Free Holiday Movie Zine
TL;DR: click here for free zine.
Hello. Some friends and I have made a zine of our favorite holiday movies. When I gathered folks together I asked them two things: define “holiday” however you want, and you can't do Die Hard. To discuss Die Hard is to discuss Bruce Willis, and to discuss Bruce Willis in 2022 is to discuss both elder abuse and worker exploitation. (Not to mention that any time we’re discussing movies we’re most likely discussing the labor of union workers.) There’s more about this in the zine.
Some of these movies will be new to you, and some will be comfortingly familiar. Some reek of the arthouse, and some just reek. But they are all glorious and worth your time.
There is a movie for every day in December. I hope they bring you some comfort. Whatever holiday you may be celebrating, let’s remember to take care of those around us.
All I ask in return that you make a donation to Elder Abuse.org (there's also a QR code in the zine).
At this point we are only sending zines to the US. I love my international friends, but international shipping is A LOT. However, if you reach out, I will happily email you a PDF and you can make your own zine. We will still love each other because that is an excellent compromise, and what is love if not a series of excellent compromises?
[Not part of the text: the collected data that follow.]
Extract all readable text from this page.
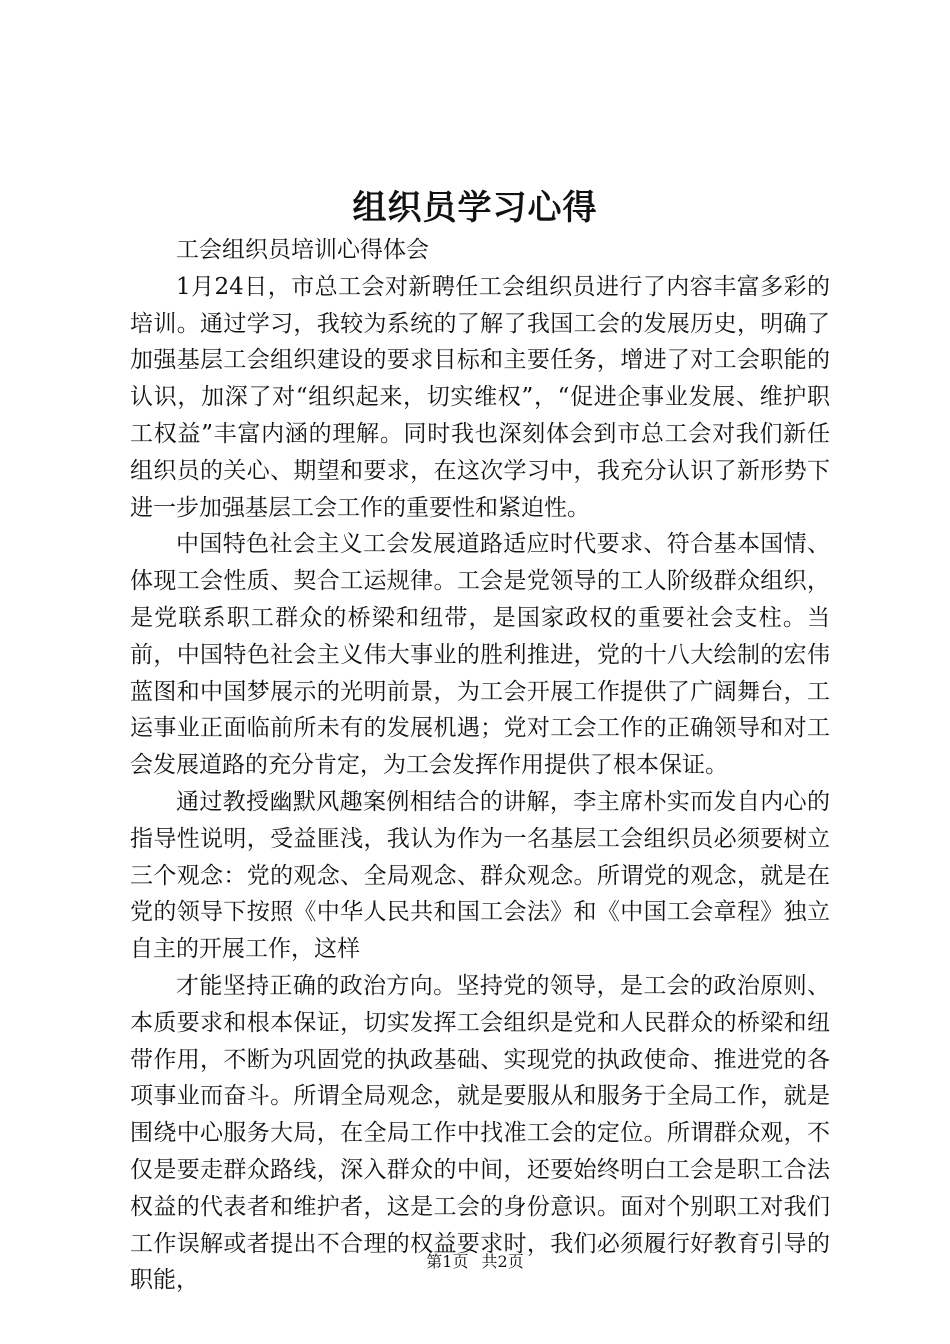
组织员学习心得

工会组织员培训心得体会

1月24日，市总工会对新聘任工会组织员进行了内容丰富多彩的培训。通过学习，我较为系统的了解了我国工会的发展历史，明确了加强基层工会组织建设的要求目标和主要任务，增进了对工会职能的认识，加深了对“组织起来，切实维权”，“促进企事业发展、维护职工权益”丰富内涵的理解。同时我也深刻体会到市总工会对我们新任组织员的关心、期望和要求，在这次学习中，我充分认识了新形势下进一步加强基层工会工作的重要性和紧迫性。

中国特色社会主义工会发展道路适应时代要求、符合基本国情、体现工会性质、契合工运规律。工会是党领导的工人阶级群众组织，是党联系职工群众的桥梁和纽带，是国家政权的重要社会支柱。当前，中国特色社会主义伟大事业的胜利推进，党的十八大绘制的宏伟蓝图和中国梦展示的光明前景，为工会开展工作提供了广阔舞台，工运事业正面临前所未有的发展机遇；党对工会工作的正确领导和对工会发展道路的充分肯定，为工会发挥作用提供了根本保证。

通过教授幽默风趣案例相结合的讲解，李主席朴实而发自内心的指导性说明，受益匪浅，我认为作为一名基层工会组织员必须要树立三个观念：党的观念、全局观念、群众观念。所谓党的观念，就是在党的领导下按照《中华人民共和国工会法》和《中国工会章程》独立自主的开展工作，这样

才能坚持正确的政治方向。坚持党的领导，是工会的政治原则、本质要求和根本保证，切实发挥工会组织是党和人民群众的桥梁和纽带作用，不断为巩固党的执政基础、实现党的执政使命、推进党的各项事业而奋斗。所谓全局观念，就是要服从和服务于全局工作，就是围绕中心服务大局，在全局工作中找准工会的定位。所谓群众观，不仅是要走群众路线，深入群众的中间，还要始终明白工会是职工合法权益的代表者和维护者，这是工会的身份意识。面对个别职工对我们工作误解或者提出不合理的权益要求时，我们必须履行好教育引导的职能，

第1页 共2页
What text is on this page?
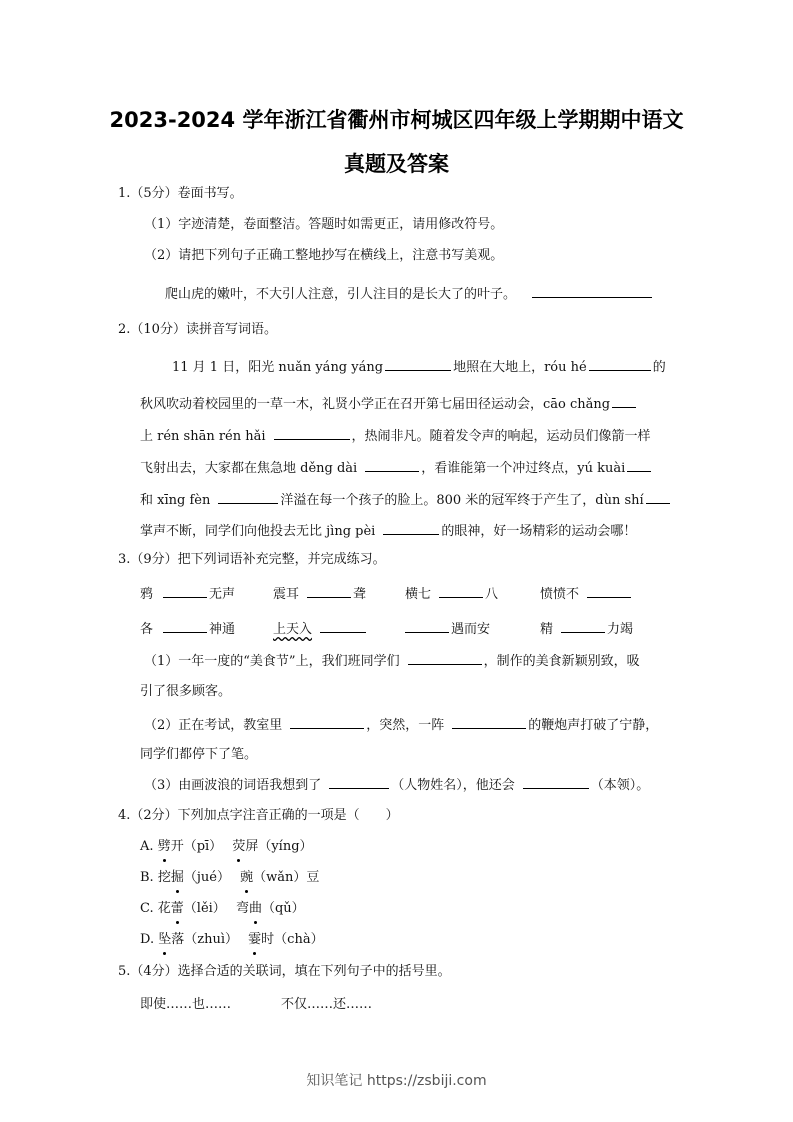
2023-2024 学年浙江省衢州市柯城区四年级上学期期中语文
真题及答案
1.（5分）卷面书写。
（1）字迹清楚，卷面整洁。答题时如需更正，请用修改符号。
（2）请把下列句子正确工整地抄写在横线上，注意书写美观。
爬山虎的嫩叶，不大引人注意，引人注目的是长大了的叶子。
2.（10分）读拼音写词语。
11 月 1 日，阳光 nuǎn yáng yáng	地照在大地上，róu hé	的
秋风吹动着校园里的一草一木，礼贤小学正在召开第七届田径运动会，cāo chǎng
上 rén shān rén hǎi	，热闹非凡。随着发令声的响起，运动员们像箭一样
飞射出去，大家都在焦急地 děng dài	，看谁能第一个冲过终点，yú kuài
和 xīng fèn	洋溢在每一个孩子的脸上。800 米的冠军终于产生了，dùn shí
掌声不断，同学们向他投去无比 jìng pèi	的眼神，好一场精彩的运动会哪！
3.（9分）把下列词语补充完整，并完成练习。
鸦	无声	震耳	聋	横七	八	愤愤不
各	神通	上天入	遇而安	精	力竭
（1）一年一度的“美食节”上，我们班同学们	，制作的美食新颖别致，吸
引了很多顾客。
（2）正在考试，教室里	，突然，一阵	的鞭炮声打破了宁静，
同学们都停下了笔。
（3）由画波浪的词语我想到了	（人物姓名），他还会	（本领）。
4.（2分）下列加点字注音正确的一项是（　　）
A. 劈开（pī） 荧屏（yíng）
B. 挖掘（jué） 豌（wǎn）豆
C. 花蕾（lěi） 弯曲（qǔ）
D. 坠落（zhuì） 霎时（chà）
5.（4分）选择合适的关联词，填在下列句子中的括号里。
即使……也……	不仅……还……
知识笔记 https://zsbiji.com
Because I super-love you, here is one of the movies:
Matewan
1987, directed by John Sayles
On Oct 28, 2022, South African oligarch Elon Musk purchased Twitter. Within days he fired half of the company’s workers, and demanded the remaining workers take a loyalty pledge. Part of the loyalty pledge was letting the remaining workers know they’d be expected to go “hardcore” (D. Boon rolls over in his grave.) by working infinite hours at a fever pace. Somehow, he was caught off-guard that most of the remaining workers didn’t sign up for this level of abuse. By mid-November, Twitter was down to a skeleton crew of workers, many of those beholden to the company because of their visa status.
In 1920, Joe Kenehan, an organizer for the United Mine Workers, arrives in Matewan, West Virginia, to organize miners against the Stone Mountain Coal Company. Matewan is a company town. The workers live in company housing. They’re issued company scrip to be used in the company store. They are beholden to the company for their basic needs.
It is a hard ask to compare tech workers to coal miners. I get that.
Tech workers, especially at the engineering level, are paid fairly well. Their needs are mostly met by the company. They’re fed in the company cafeteria. They’re bussed back and forth in luxury buses. They have access to company perks most humans on Earth would define as luxury. In fact, it might be fair to say that today’s workers traded many of the rights painfully won by the United Mine Workers and their ilk for swordfish in the cafeteria on Friday.
And yet, they are workers. This movie is their history as well. Is it a holiday movie? Is Labor Day a holiday?!